The 1990s was a decade of discovering that we needed better alfalfa varieties if it was going to hold its stature on dairy farms, which were now demanding high quality with just reasonable yields and persistence. Some damage had already been done as this decade was the beginning of a huge shift of Midwest and Northeast alfalfa acres to corn silage.

What happened next?

By the mid-1990s, alfalfa breeders put a new emphasis on winter survival. If the crop couldn’t withstand a Northern winter, its fate would be short lived regardless of what other attributes the crop might have. Over time, improved winterhardiness became a reality with many new varieties . . . but there was also a problem.

If yield was to be improved, then breeding efforts would have to break the link between fall dormancy and winter survival. In other words, farmers wanted yield and persistence, and they would manage forage quality with time of cutting. To get yield, faster recovering cultivars were needed that would stand toe-to-toe for winterhardiness and persistence with those Fall Dormancy 2 (FD2) offerings.

Through the years, plant breeding companies have been successful in breaking the fall dormancy-winterhardiness relationship. These days, there are some FD4 and FD5 varieties that possess outstanding winter survival characteristics with the added advantage of greater yield potential compared to their FD2 and FD3 counterparts.

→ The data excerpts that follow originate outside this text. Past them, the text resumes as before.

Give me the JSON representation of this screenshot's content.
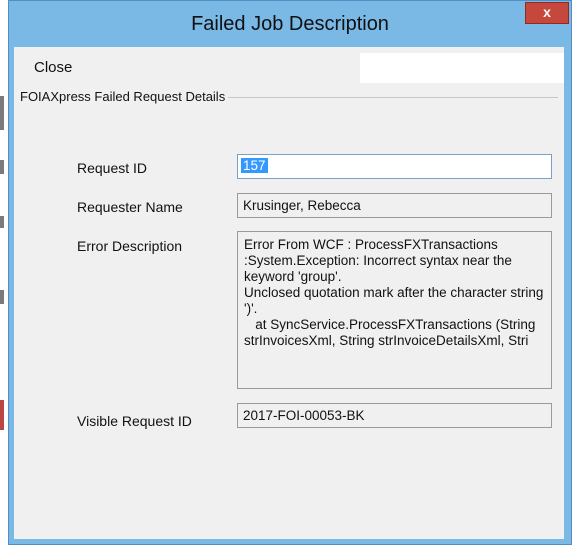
{
  "window": {
    "title": "Failed Job Description",
    "close_glyph": "x"
  },
  "menu": {
    "close_label": "Close"
  },
  "group": {
    "legend": "FOIAXpress Failed Request Details"
  },
  "fields": {
    "request_id_label": "Request ID",
    "request_id_value": "157",
    "requester_name_label": "Requester Name",
    "requester_name_value": "Krusinger, Rebecca",
    "error_description_label": "Error Description",
    "error_description_value": "Error From WCF : ProcessFXTransactions :System.Exception: Incorrect syntax near the keyword 'group'.\nUnclosed quotation mark after the character string ')'.\n   at SyncService.ProcessFXTransactions (String strInvoicesXml, String strInvoiceDetailsXml, Stri",
    "visible_request_id_label": "Visible Request ID",
    "visible_request_id_value": "2017-FOI-00053-BK"
  },
  "colors": {
    "title_bar": "#7ab8e6",
    "close_button": "#c6473b",
    "selection": "#3399ff"
  }
}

This latter point was recently reinforced by a University of Minnesota multi-year study comparing varieties with various fall dormancy ratings cut at three different cutting intervals over several years.

The researchers reported that, on average, the FD5 cultivar yielded 9 percent more total-season forage dry matter than the FD2 cultivar. What does this mean? Effectively, it shows that plant breeders have been successful in reducing (not eliminating) the trade-off between yield, quality, and persistence.

At the core of reduced-lignin alfalfa is also an attempt to further blur the lines between our alfalfa three-legged stool, especially between yield and quality. The potential to cut later and accumulate yield that has the same quality as earlier cut forage is one more step toward alfalfa’s holy grail.

Can’t have it all

Despite the many advancements that have been made since the 1990s, alfalfa producers still can’t manage alfalfa such that yield, forage quality, and persistence are all maximized. The strategies to fully maximize any one of three are still different and will likely remain that way.

That said, plant breeders have made good progress in narrowing some of the significant trade-off gaps. But let’s not put it all on the breeders. Alfalfa growers can further narrow these tradeoffs with their own harvest-timing decisions coupled with recommended practices associated with things such as establishment techniques and soil fertility practices.

If the alfalfa industry is to survive and thrive, continued pursuit of the holy grail will be a big part of the equation.